Une autre vidéo aussi perturbante est celle du Polonais Artur Zmijewski, 80064, où il convainc un survivant des camps, Josef Tarnawa, de faire rafraîchir le tatouage au bras qui lui a été fait au camp. Le vieil homme hésite, craint que “ça ait l’air faux”, puis accepte : c’est son identité autant que son nom, son témoignage de mémoire. Ce film de 11 minutes seulement laisse très mal à l’aise, peut-être parce qu’on y sent aussi le pouvoir de l’artiste sur son “sujet”, un peu comme chez Santiago Sierra. Zmijewski réussit fort bien à impliquer le spectateur, à le tirer dans l’Histoire, à l’empêcher d’être indifférent.
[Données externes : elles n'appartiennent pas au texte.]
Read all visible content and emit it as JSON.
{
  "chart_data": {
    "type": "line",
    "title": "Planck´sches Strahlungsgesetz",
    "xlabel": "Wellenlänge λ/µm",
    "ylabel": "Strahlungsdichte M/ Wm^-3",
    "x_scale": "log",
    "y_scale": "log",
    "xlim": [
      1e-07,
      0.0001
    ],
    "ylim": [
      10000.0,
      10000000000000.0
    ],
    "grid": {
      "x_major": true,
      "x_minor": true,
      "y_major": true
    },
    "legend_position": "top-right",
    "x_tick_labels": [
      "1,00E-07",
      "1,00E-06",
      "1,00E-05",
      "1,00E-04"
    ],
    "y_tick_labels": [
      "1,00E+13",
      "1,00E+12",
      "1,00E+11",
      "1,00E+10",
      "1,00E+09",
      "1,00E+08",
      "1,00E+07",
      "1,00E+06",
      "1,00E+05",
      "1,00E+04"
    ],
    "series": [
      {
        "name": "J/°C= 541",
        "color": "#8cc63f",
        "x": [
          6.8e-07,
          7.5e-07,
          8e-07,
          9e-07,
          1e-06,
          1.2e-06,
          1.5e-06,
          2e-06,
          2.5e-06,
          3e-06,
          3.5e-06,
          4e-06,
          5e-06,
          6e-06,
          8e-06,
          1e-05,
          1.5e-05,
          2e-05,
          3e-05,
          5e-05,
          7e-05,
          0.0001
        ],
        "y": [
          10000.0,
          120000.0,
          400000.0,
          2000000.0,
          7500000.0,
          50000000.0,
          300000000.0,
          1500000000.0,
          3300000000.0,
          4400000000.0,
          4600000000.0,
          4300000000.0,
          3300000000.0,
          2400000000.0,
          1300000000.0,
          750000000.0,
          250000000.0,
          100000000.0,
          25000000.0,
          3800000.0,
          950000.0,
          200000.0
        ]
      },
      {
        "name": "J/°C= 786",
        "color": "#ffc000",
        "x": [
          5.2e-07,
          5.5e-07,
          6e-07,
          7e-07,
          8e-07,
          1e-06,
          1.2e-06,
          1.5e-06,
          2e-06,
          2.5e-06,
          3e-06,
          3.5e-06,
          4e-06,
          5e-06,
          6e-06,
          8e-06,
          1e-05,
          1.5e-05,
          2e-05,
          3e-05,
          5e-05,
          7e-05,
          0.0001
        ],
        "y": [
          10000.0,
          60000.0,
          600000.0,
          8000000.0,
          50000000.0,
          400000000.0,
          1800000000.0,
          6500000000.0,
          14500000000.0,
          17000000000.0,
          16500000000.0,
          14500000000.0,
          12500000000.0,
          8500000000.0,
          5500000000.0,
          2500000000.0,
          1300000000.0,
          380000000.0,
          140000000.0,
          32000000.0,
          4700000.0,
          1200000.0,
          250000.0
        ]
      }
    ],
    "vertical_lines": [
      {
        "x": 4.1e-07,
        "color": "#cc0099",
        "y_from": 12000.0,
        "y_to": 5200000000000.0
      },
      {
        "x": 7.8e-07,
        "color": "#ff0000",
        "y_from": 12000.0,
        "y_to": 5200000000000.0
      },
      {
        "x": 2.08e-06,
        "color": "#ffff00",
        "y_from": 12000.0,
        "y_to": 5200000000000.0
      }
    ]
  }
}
On éprouve la même sensation face à la reconstitution de la fameuse expérience de Milgram sur la capacité de gens ordinaires à en torturer d’autres parce qu’une figure d’autorité le leur ordonne dans un cadre apparemment rationnel. The Milgram Re-enactment, de Rod Dickinson, faisait assister le spectateur derrière des vitres sans tain à une reconstitution de l’expérience. Témoins d’une action dont nous connaissons le fin mot, nous ne pouvons que nous interroger: qu’aurais-je fait à sa place ?
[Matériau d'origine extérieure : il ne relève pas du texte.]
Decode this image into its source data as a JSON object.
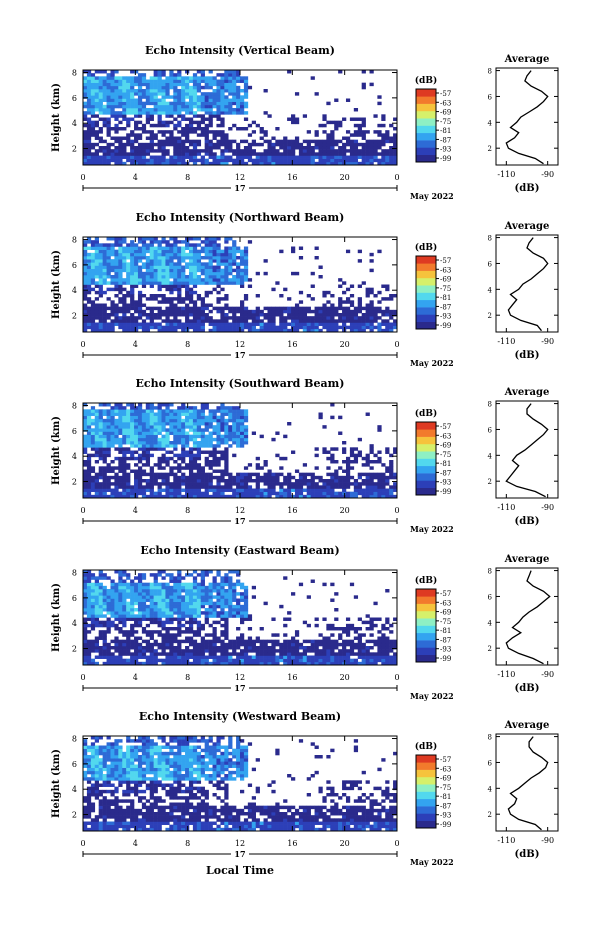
{
  "colors": {
    "colormap": [
      "#2a2a8c",
      "#2c3fb8",
      "#2d6bd6",
      "#33a4f0",
      "#52d8ee",
      "#8ef0c4",
      "#d6f06a",
      "#f6c33c",
      "#f27a2c",
      "#de3a22"
    ],
    "outline": "#000000"
  },
  "date_label": "May 2022",
  "day_label": "17",
  "xlabel_bottom": "Local Time",
  "colorbar_unit": "(dB)",
  "colorbar_ticks": [
    "-57",
    "-63",
    "-69",
    "-75",
    "-81",
    "-87",
    "-93",
    "-99"
  ],
  "avg_title": "Average",
  "avg_xlabel": "(dB)",
  "chart_data": [
    {
      "type": "heatmap",
      "title": "Echo Intensity (Vertical Beam)",
      "ylabel": "Height (km)",
      "x_ticks": [
        "0",
        "4",
        "8",
        "12",
        "16",
        "20",
        "0"
      ],
      "y_ticks": [
        "8",
        "6",
        "4",
        "2"
      ],
      "xlim": [
        0,
        24
      ],
      "ylim": [
        0.7,
        8.2
      ],
      "value_range_db": [
        -99,
        -57
      ],
      "seed": 11,
      "high_band_km": [
        4.8,
        7.6
      ],
      "average_profile": {
        "title": "Average",
        "xlabel": "(dB)",
        "x_ticks": [
          "-110",
          "-90"
        ],
        "y_ticks": [
          "8",
          "6",
          "4",
          "2"
        ],
        "xlim": [
          -115,
          -85
        ],
        "ylim": [
          0.7,
          8.2
        ],
        "height_km": [
          0.8,
          1.2,
          1.6,
          2.0,
          2.4,
          2.8,
          3.2,
          3.6,
          4.0,
          4.4,
          4.8,
          5.2,
          5.6,
          6.0,
          6.4,
          6.8,
          7.2,
          7.6,
          8.0
        ],
        "values_db": [
          -92,
          -96,
          -104,
          -109,
          -110,
          -106,
          -104,
          -108,
          -105,
          -103,
          -99,
          -95,
          -92,
          -90,
          -93,
          -98,
          -101,
          -100,
          -98
        ]
      }
    },
    {
      "type": "heatmap",
      "title": "Echo Intensity (Northward Beam)",
      "ylabel": "Height (km)",
      "x_ticks": [
        "0",
        "4",
        "8",
        "12",
        "16",
        "20",
        "0"
      ],
      "y_ticks": [
        "8",
        "6",
        "4",
        "2"
      ],
      "xlim": [
        0,
        24
      ],
      "ylim": [
        0.7,
        8.2
      ],
      "value_range_db": [
        -99,
        -57
      ],
      "seed": 23,
      "high_band_km": [
        4.5,
        7.5
      ],
      "average_profile": {
        "title": "Average",
        "xlabel": "(dB)",
        "x_ticks": [
          "-110",
          "-90"
        ],
        "y_ticks": [
          "8",
          "6",
          "4",
          "2"
        ],
        "xlim": [
          -115,
          -85
        ],
        "ylim": [
          0.7,
          8.2
        ],
        "height_km": [
          0.8,
          1.2,
          1.6,
          2.0,
          2.4,
          2.8,
          3.2,
          3.6,
          4.0,
          4.4,
          4.8,
          5.2,
          5.6,
          6.0,
          6.4,
          6.8,
          7.2,
          7.6,
          8.0
        ],
        "values_db": [
          -93,
          -95,
          -103,
          -108,
          -109,
          -107,
          -105,
          -108,
          -104,
          -102,
          -98,
          -95,
          -92,
          -90,
          -92,
          -97,
          -100,
          -99,
          -97
        ]
      }
    },
    {
      "type": "heatmap",
      "title": "Echo Intensity (Southward Beam)",
      "ylabel": "Height (km)",
      "x_ticks": [
        "0",
        "4",
        "8",
        "12",
        "16",
        "20",
        "0"
      ],
      "y_ticks": [
        "8",
        "6",
        "4",
        "2"
      ],
      "xlim": [
        0,
        24
      ],
      "ylim": [
        0.7,
        8.2
      ],
      "value_range_db": [
        -99,
        -57
      ],
      "seed": 37,
      "high_band_km": [
        4.6,
        7.6
      ],
      "average_profile": {
        "title": "Average",
        "xlabel": "(dB)",
        "x_ticks": [
          "-110",
          "-90"
        ],
        "y_ticks": [
          "8",
          "6",
          "4",
          "2"
        ],
        "xlim": [
          -115,
          -85
        ],
        "ylim": [
          0.7,
          8.2
        ],
        "height_km": [
          0.8,
          1.2,
          1.6,
          2.0,
          2.4,
          2.8,
          3.2,
          3.6,
          4.0,
          4.4,
          4.8,
          5.2,
          5.6,
          6.0,
          6.4,
          6.8,
          7.2,
          7.6,
          8.0
        ],
        "values_db": [
          -91,
          -96,
          -105,
          -110,
          -108,
          -106,
          -104,
          -107,
          -105,
          -101,
          -98,
          -95,
          -92,
          -90,
          -93,
          -97,
          -100,
          -100,
          -98
        ]
      }
    },
    {
      "type": "heatmap",
      "title": "Echo Intensity (Eastward Beam)",
      "ylabel": "Height (km)",
      "x_ticks": [
        "0",
        "4",
        "8",
        "12",
        "16",
        "20",
        "0"
      ],
      "y_ticks": [
        "8",
        "6",
        "4",
        "2"
      ],
      "xlim": [
        0,
        24
      ],
      "ylim": [
        0.7,
        8.2
      ],
      "value_range_db": [
        -99,
        -57
      ],
      "seed": 53,
      "high_band_km": [
        4.5,
        7.3
      ],
      "average_profile": {
        "title": "Average",
        "xlabel": "(dB)",
        "x_ticks": [
          "-110",
          "-90"
        ],
        "y_ticks": [
          "8",
          "6",
          "4",
          "2"
        ],
        "xlim": [
          -115,
          -85
        ],
        "ylim": [
          0.7,
          8.2
        ],
        "height_km": [
          0.8,
          1.2,
          1.6,
          2.0,
          2.4,
          2.8,
          3.2,
          3.6,
          4.0,
          4.4,
          4.8,
          5.2,
          5.6,
          6.0,
          6.4,
          6.8,
          7.2,
          7.6,
          8.0
        ],
        "values_db": [
          -92,
          -97,
          -104,
          -109,
          -110,
          -107,
          -103,
          -107,
          -104,
          -102,
          -99,
          -95,
          -92,
          -89,
          -92,
          -97,
          -100,
          -99,
          -98
        ]
      }
    },
    {
      "type": "heatmap",
      "title": "Echo Intensity (Westward Beam)",
      "ylabel": "Height (km)",
      "x_ticks": [
        "0",
        "4",
        "8",
        "12",
        "16",
        "20",
        "0"
      ],
      "y_ticks": [
        "8",
        "6",
        "4",
        "2"
      ],
      "xlim": [
        0,
        24
      ],
      "ylim": [
        0.7,
        8.2
      ],
      "value_range_db": [
        -99,
        -57
      ],
      "seed": 71,
      "high_band_km": [
        4.7,
        7.5
      ],
      "average_profile": {
        "title": "Average",
        "xlabel": "(dB)",
        "x_ticks": [
          "-110",
          "-90"
        ],
        "y_ticks": [
          "8",
          "6",
          "4",
          "2"
        ],
        "xlim": [
          -115,
          -85
        ],
        "ylim": [
          0.7,
          8.2
        ],
        "height_km": [
          0.8,
          1.2,
          1.6,
          2.0,
          2.4,
          2.8,
          3.2,
          3.6,
          4.0,
          4.4,
          4.8,
          5.2,
          5.6,
          6.0,
          6.4,
          6.8,
          7.2,
          7.6,
          8.0
        ],
        "values_db": [
          -93,
          -96,
          -104,
          -108,
          -109,
          -106,
          -105,
          -108,
          -104,
          -101,
          -98,
          -94,
          -91,
          -90,
          -93,
          -97,
          -99,
          -99,
          -97
        ]
      }
    }
  ]
}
Je pourrais aussi vous parler longuement de The Third Memory, de Pierre Huyghe, où John Woytowicz, le braqueur de banque dont l’histoire fut à l’origine de “Dog Day Afternoon“, rejoue le braquage en s’approriant les attitudes et les mots de Al Pacino dans le film : comment la fiction transforme l’histoire, même chez les protagonistes. C’est en fait, à mes yeux, la principale leçon de cette exposition : la reconstitution tente d’abolir les distances entre nous et l’Histoire, mais en fait, elle les rend plus visibles, en soulignant à quel point notre mémoire se forge à partir des images des médias.
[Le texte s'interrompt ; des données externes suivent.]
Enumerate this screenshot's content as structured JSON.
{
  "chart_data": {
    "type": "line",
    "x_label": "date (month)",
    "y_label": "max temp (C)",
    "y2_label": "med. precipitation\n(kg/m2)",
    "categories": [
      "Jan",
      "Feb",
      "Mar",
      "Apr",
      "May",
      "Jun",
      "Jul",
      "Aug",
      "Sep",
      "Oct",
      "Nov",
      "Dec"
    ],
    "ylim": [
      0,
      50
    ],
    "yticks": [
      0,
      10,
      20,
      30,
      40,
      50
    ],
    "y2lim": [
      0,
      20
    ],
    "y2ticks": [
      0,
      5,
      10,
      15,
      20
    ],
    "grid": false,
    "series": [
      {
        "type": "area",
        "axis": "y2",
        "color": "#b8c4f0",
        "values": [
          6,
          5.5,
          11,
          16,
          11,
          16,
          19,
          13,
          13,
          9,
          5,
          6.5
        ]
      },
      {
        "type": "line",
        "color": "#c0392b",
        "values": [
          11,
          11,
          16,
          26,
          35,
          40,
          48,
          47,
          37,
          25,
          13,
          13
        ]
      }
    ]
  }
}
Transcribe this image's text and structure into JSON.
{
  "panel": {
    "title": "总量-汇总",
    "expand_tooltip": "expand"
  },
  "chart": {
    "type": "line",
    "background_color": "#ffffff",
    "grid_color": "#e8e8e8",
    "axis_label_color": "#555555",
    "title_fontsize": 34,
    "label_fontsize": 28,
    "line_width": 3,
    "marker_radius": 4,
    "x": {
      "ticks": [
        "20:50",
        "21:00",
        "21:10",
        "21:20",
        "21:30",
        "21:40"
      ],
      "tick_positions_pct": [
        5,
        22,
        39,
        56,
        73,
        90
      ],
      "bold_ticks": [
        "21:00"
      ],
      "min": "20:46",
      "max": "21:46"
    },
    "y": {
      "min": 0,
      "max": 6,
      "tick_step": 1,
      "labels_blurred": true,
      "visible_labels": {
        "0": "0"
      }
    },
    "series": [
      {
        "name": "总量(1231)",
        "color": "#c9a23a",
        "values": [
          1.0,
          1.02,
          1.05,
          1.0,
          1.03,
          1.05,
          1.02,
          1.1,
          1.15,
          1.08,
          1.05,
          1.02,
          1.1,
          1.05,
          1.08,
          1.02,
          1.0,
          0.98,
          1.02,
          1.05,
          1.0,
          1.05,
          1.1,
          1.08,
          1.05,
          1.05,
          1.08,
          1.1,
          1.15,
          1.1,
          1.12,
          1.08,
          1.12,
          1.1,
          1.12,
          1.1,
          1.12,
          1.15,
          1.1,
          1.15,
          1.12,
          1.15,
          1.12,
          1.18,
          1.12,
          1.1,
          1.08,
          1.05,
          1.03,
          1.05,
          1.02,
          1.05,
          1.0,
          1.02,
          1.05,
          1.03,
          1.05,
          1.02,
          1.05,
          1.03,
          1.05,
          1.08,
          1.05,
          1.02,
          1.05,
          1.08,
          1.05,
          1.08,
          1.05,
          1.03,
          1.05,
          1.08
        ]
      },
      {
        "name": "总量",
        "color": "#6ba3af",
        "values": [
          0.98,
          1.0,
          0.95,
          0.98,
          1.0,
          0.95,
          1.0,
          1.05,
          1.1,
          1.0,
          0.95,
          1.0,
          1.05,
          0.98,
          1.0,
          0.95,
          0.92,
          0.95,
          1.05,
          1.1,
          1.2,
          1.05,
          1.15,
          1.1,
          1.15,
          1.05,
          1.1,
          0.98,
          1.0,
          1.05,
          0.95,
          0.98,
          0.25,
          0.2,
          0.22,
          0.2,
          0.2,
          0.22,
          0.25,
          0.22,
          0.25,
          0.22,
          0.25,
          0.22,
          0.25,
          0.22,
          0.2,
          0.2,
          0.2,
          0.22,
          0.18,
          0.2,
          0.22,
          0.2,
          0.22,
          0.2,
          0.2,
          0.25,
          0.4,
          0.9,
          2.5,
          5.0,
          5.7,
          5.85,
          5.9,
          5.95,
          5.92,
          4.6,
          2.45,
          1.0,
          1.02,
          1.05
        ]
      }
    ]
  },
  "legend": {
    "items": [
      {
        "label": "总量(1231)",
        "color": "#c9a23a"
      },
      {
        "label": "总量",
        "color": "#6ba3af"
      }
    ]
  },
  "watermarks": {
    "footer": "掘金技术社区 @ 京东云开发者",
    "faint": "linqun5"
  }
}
Et, pour finir sur une note plus artistique, vous aurez dans cette exposition l’occasion de voir la vidéo d’une conférence donnée en 1987 à Belgrade par Walter Benjamin (en Serbo-Croate sous-titré en Anglais) à propos de tableaux de Mondrian datés de 1963 à 1996 (Mondrian ‘63-’96). Sachant que Benjamin est mort en 1940 et Mondrian en 1944, je vous laisse imaginer le déroulement de la conférence. En somme, la copie active un sens plus puissant que l’original.